Mayor calls Olympia hotel occupation “domestic terrorism”

By Brandon Block

The Olympian

Olympia city officials on Tuesday roundly condemned the actions of the group Oly Housing Now, which staged an occupation of the Red Lion Inn hotel on Sunday afternoon that ended in seven arrests.

Council member Dani Madrone said she was “appalled.” Mayor Pro Tem Clark Gilman said he was “disappointed” and confused.

Other adjectives included “reckless,” “uninformed,” and “infuriating.”

The latter term came from council member Renata Rollins, who co-founded a homelessness advocacy group and has been vocal about supporting harm reduction approaches to homelessness. She called the group’s actions “short-sighted, ego-driven, and counterproductive.”

Rollins said that several of the group’s demands were for policies that that city is already practicing — such as providing bathrooms and dumpsters and not sweeping encampments — and that the county has already put a significant amount of federal aid money into homeless response. ($12 million, according to Thurston County Public Health Director Schelli Slaughter.)

“The group’s demands made no sense,” Rollins said. “They read like they were copy pasted from some other community’s struggle because whoever penned them had no context for what’s actually going on in Olympia and Thurston County.”

“This wasn’t activism, this was nihilism,” Rollins added. “And it caused so much unnecessary preventable harm.”

Olympia Mayor Cheryl Selby had more pointed words.

“I’m calling this crime an act of domestic terrorism,” Selby said at Tuesday’s city council meeting.

Selby said the organizers “exploited and victimized the very group they claim to want to help” and “should be held accountable to the furthest extent of the law.

“This created an active crime scene that necessitated a police response appropriate to the scale of the actions of these terrorists,” Selby said.

Selby and other council members also expressed sympathy for the hotel staff and appreciation for the hotel management, noting that the county and local nonprofit Family Support Center have paid for rooms at the hotel to house homeless families during the pandemic.

This is the second time Selby has used the term “domestic terrorists.”

The first was over the summer, when a group vandalized her house with spray paint.
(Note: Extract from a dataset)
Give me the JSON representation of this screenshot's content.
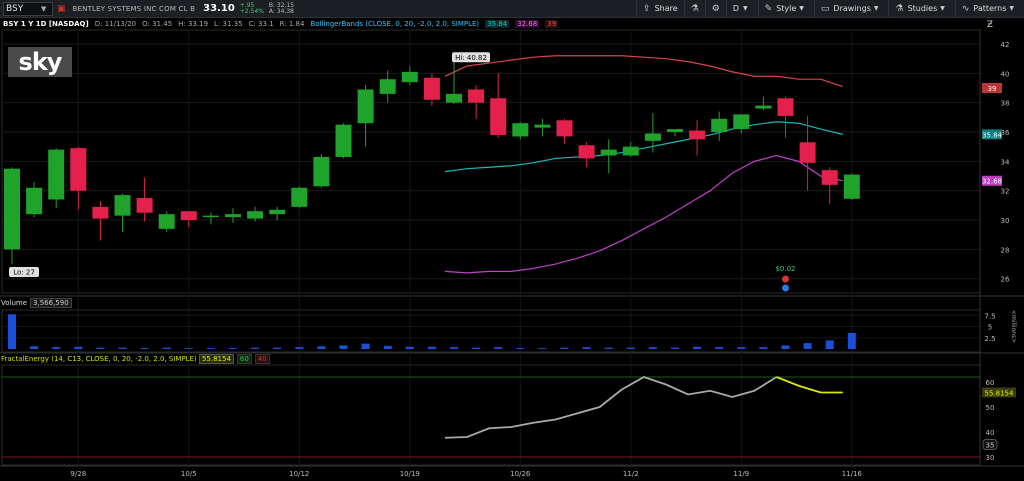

She later apologized for those comments, calling them an “overreaction” after the quote appeared in FOX News and other national media outlets.

Several members of the public responded to Selby’s characterization, calling it inappropriate.

“I don’t appreciate how the mayor called them terrorists,” said Nolan Hibbard-Pelly, who said he participated in the action earlier in the day by holding a sign outside the hotel. “I don’t think calling housing activists or people that spray paint your house [terrorists] is really appropriate.”

Tierra Watkins said that while she understood why the council condemned the group’s actions, she thinks the protest centered the urgency of the housing crisis and compared the verbal and police response to recent violent events at the state capitol in January.

“Why is it treated like domestic terrorism when actual acts of domestic terrorism like at our governor’s mansion at the state capitol take place and don’t get the same type of treatment,” Watkins said.

More on the FEMA Funds

Rollins also noted that the Federal Emergency Management Agency (FEMA) funding referenced by the group’s demands only recently became available. The program, which county officials have said they’re looking into, is actually a reimbursement program that was recently expanded.

In December, the state of California obtained 75% reimbursement for purchasing hotel rooms to house high-risk homeless individuals, according to The Hill. Last week, President Biden issued an executive order that directs FEMA to reimburse municipalities for 100% of certain COVID-response expenses, including hotel vouchers, but White House officials have not answered questions about whether the reimbursement will be retroactive to the entire pandemic or only cover future spending on shelter.

When the pandemic began, the city of Los Angeles rented hotel rooms for as many as 4,300 homeless individuals out of 15,000 in the city identified as especially vulnerable to COVID-19, according to the Los Angeles Times.